登山道からの眺めが良かったので写真を撮っていたら――


突然、カメラの電源が入らなくなったのである
(以降の写真はiPhoneで撮ったものだ)

 これには本当に驚かされた。これまで正常に動作していた私のカメラが、四国八十八箇所の霊場をすべて周り終えた直後に壊れてしまったのだ。私はオカルトやらなんやらの類は信じないタチなのだが、正直、このタイミングにはちょっと、偶然とは言い難いような何かを感じてしまった。

 カメラが壊れる心当たりは山ほどあるので直接の原因は分からないが(帰宅後に修理に出したところ、内部がサビサビになっており接触不良になっていたのではないかとのこと)、私のぞんざいな扱いの中、むしろよくこれまで持っていてくれたというものである。ありがとう、EOS50D君。

 大窪寺に下りた私は、門前にあるバス停兼東屋に荷物を下ろした。ここもまた、お坊さん遍路の地図に描かれていた野宿ポイントの一つである。17時を回ると周囲のお店が閉まり出し、山間の集落には静けさが訪れる。……と、店員さんらしき男性が近付いてきて「今日はここに泊まるの?」と聞いてきた。私は「はい、そうさせて頂きます」と答える。やはり、ここで宿泊する野宿遍路は多いのだろう。

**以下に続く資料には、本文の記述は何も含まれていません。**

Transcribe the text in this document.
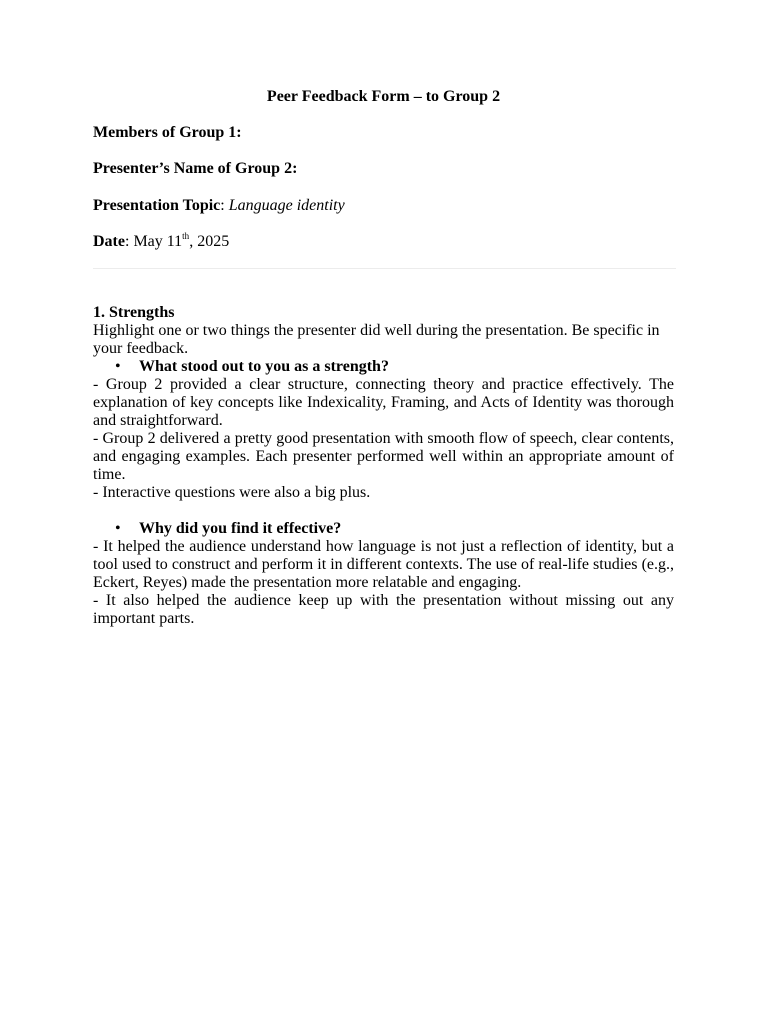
Peer Feedback Form – to Group 2

Members of Group 1:

Presenter’s Name of Group 2:

Presentation Topic: Language identity

Date: May 11th, 2025

1. Strengths

Highlight one or two things the presenter did well during the presentation. Be specific in your feedback.

• What stood out to you as a strength?

- Group 2 provided a clear structure, connecting theory and practice effectively. The explanation of key concepts like Indexicality, Framing, and Acts of Identity was thorough and straightforward.

- Group 2 delivered a pretty good presentation with smooth flow of speech, clear contents, and engaging examples. Each presenter performed well within an appropriate amount of time.

- Interactive questions were also a big plus.

• Why did you find it effective?

- It helped the audience understand how language is not just a reflection of identity, but a tool used to construct and perform it in different contexts. The use of real-life studies (e.g., Eckert, Reyes) made the presentation more relatable and engaging.

- It also helped the audience keep up with the presentation without missing out any important parts.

夕食はおにぎり三個とオレオ、それとニッキ寒天なるものを食べた

 日が完全に落ちてからテントを張り、敷いた寝袋の上で夕食とする。今日歩いてきた道沿いにはお店の類がなかったので、コーラ(まさかの本日6本目である)以外は昨日の夕方に買っておいたものである。記念すべき結願後の夕食としてはいささか質素な感じではあるが、まぁ、それも私らしいというものである。

 ちなみにデザートの「ニッキ寒天」は初めて食べるものであった。“ニッキ”というと強烈な辛さのニッキ水を思い起こさせるが、これはシナモン風味のゼリーみたいな感じでなかなかに美味である。

 さてはて、本日無事結願を果たすことができたわけだが、私の遍路旅もこれでようやく終わり……というワケではなく、まだもう少しだけ続くのだ。

 四国遍路の最大の特徴は、世界で唯一の環状参詣道という点である。環状、すなわち遍路道は途切れずループしているのだ。私はこれまで第1番札所から第88番札所まで歩いてきたが、これだとまだ環は繋がっていないではないか。私をとしては、ぜひともこの環を繋いで終わりにしたい。すなわち明日からは、ここ第88番札所の大窪寺から第1番札所の霊山寺を目指すことにする。